Merrill is a co-founder of Food52.
Just to clarify: is your question about food safety, or about the proper timing for grilling a steak to medium?
If you're worried about e.coli, you would need to cook the meat quite well. I wouldn't even take the risk with that though, we got rid of all our beef - we live in Calgary, Alberta, 3 hours away from XL foods, the tainted plant... so we won't be taking any chances!
Pregnant women should always have their meat cooked well, also (I never liked to, however. I live life on the wild side) & lastly, If you're concerned about carcinogenic char, using propane is much better than using charcoal.
Merrillit's really about both safety and proper timing. Any suggestions?
I grill on a propane grill several nights a week year round. A 3/4 inch to 1 inch sirloin strip steak over high heat 5 to 7 minutes, turning halfway through to be medium rare. Another minute or two to make it medium. I am not physically or emotionally capable of cooking them well done. :)
HalfPint is a trusted home cook.
If you are cooking a whole piece of meat, like a steak, the chances of getting E. Coli is very very small. This is because the steak is a dense muscle that bacteria cannot easily penetrate. Most bacteria would be on any exposed surface that would then be subjected to direct heat that is definitely higher than 160F (which appears to be the cooking temperature to kill any bacteria). So you can have your steak rare (basically seared on the outside) and not worry too much.

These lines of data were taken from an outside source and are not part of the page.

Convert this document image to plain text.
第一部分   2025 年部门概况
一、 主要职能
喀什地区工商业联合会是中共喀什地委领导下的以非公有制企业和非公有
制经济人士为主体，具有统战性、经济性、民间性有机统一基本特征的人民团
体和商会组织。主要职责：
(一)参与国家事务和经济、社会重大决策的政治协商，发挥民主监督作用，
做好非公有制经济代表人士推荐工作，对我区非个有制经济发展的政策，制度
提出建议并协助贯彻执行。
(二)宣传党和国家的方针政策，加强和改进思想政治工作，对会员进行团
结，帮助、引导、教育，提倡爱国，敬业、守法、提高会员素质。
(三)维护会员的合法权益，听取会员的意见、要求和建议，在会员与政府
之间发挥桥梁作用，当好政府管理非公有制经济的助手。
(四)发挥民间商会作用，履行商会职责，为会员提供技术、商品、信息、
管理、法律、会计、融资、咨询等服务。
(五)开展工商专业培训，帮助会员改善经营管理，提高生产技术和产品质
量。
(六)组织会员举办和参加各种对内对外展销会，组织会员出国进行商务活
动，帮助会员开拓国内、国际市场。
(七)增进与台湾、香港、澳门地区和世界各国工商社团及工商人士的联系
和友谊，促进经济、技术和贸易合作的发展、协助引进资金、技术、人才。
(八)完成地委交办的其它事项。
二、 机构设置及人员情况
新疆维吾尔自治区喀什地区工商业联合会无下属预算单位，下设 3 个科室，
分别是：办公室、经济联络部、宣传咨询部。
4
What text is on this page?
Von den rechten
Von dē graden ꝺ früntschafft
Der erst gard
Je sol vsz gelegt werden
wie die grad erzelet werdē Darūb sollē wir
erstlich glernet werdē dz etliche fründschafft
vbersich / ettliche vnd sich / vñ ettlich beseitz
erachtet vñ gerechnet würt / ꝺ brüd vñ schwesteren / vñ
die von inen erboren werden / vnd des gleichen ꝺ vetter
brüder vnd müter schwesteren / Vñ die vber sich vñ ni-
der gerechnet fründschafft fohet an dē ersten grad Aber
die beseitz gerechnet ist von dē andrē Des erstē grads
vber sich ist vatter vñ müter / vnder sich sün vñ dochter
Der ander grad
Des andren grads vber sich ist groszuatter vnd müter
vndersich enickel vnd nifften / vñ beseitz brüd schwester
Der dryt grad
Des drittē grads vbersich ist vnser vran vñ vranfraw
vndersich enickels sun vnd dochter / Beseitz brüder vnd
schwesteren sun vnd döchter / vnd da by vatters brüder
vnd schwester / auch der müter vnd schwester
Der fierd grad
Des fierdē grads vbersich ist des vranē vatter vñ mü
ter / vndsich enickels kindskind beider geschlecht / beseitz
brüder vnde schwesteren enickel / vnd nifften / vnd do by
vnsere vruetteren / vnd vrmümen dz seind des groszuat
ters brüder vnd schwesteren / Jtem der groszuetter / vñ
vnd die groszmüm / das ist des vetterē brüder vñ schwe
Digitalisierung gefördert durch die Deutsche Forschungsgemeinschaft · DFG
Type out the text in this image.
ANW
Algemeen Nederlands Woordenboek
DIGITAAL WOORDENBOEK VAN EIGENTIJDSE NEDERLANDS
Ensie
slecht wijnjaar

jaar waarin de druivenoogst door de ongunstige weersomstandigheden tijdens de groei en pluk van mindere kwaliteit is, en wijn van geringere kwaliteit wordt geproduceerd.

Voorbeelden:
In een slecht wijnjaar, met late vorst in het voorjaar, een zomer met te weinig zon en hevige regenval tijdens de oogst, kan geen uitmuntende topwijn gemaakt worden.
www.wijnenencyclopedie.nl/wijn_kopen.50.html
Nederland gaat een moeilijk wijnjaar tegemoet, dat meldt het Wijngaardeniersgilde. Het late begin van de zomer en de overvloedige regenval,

Ground meats however is where you want to make sure that you do cook it to well done. The chances for contamination are the highest when meat gets ground. The grinding process exponentially increases the surface that is exposed to bacteria and the chances of cross contamination is really high. Because of this my hamburger is alway well-done whether I'm cooking it at home or ordering it at a restaurant.
I love cooking with propane and my trusty Weber can get as hot as 550F when it's going full-throttle. So heat source is not something to worry about unless it is a weak heat source.
I'm assuming that you are consuming meat from a trusted supplier. For stuff that is going to served rare, I pay the extra money and get it from the higher end markets that have a real butcher counter and high inventory turnover.
(1) Use a digital thermometer. There are too many variables to go by time alone. Beef is considered medium between 135F and 145F. Try pulling 5 degrees (F) before your target temp.
Rest thick steaks 15-20 min., tented or in a warm spot, thin ones 10 min.
Meat is dense and retains heat well. Don't worry about it cooling down too much during resting.
(2) Any bacterial contamination will almost certainly be constrained to the outer surface of a steak and will reach pasteurization temperatures long before the center is done. Ground meat is a different matter.
(3) Above all, avoid cross-contamination from raw meat juices.